If we’re good, we’ll grow – what happens to those who can’t?

If you hear leaders of faith-based organisations describing their organisation, it will often go something like this: “We are unique, committed, self-sacrificing, purposeful, compassionate, trusted.”

I am very sure that this is real and genuine. However…

One day, as one of those leaders, I woke up to discover that as well as being ‘a leader’, I was also an employer. As well as being one driven by compassion and purpose, I also needed to fulfil contractual requirements to funders. As well as being trusted, I also needed to make choices about who we could and couldn’t help when it came to what we were funded to do.

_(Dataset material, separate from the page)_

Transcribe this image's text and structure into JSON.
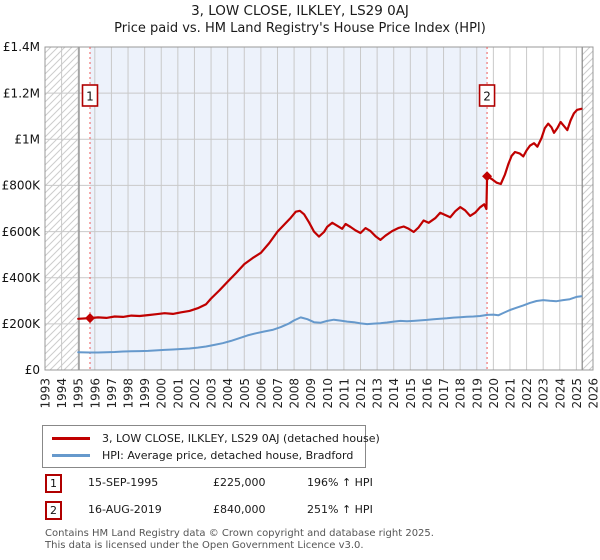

As we get good at what we do, we find ways of gaining funding, of scaling up, and replicating, and unless we are constantly focusing on the why as well as the what, we might just lose our way a little. Funding pressures can come from the lack of it, but also actually having it. The wrong funding could destroy our primary mission or purpose. The wrong managers could change our ethos without us always noticing until too late. Our unique, committed, self-sacrificing, purposeful, compassionate, trusted staff become those we expect or rely on to stay just that little later or work that little bit harder.

Ring any bells?

There are times when we have to face that some of our team struggle with growth, and it’s essential, as both a leader and an employer, that we equip people to grow with us or continue their personal mission in a different way.  It may sometimes be a matter of skill or capacity. Or it may just be that they didn’t want things to change, for them to grow and develop.

I am learning – 15 years on – that there are a few things that fundamentally matter:

  • Getting people with the best skills and the right ethos.
    It’s not easy and we won’t get it perfect, but it’s worth learning how to do. Take time, think through your recruitment process, and recognise where people need training to upskill or support to move on. Be faithful and honest with people and ensure there are no surprises, that they know what is expected of them as things change.
  • Keep accountable to people who will challenge and support you shape the organisation, especially your staff. People who work for FBOs can often bear with things they are not happy with because of the ‘greater cause’. Encourage your team to question!
  • Promote an ‘open door’ policy where staff can come and talk to you when they need to. Not instead of their manager in an undermining way – but in a creative way to discuss new ideas or hear challenge.

Leading an organisation that has purpose and ‘heart’ is a great joy. It’s tough, it’s challenging. Let’s keep the focus on the why and we’ll keep seeing the people we are there to serve, and that includes our own team. So let’s make sure we take them with us.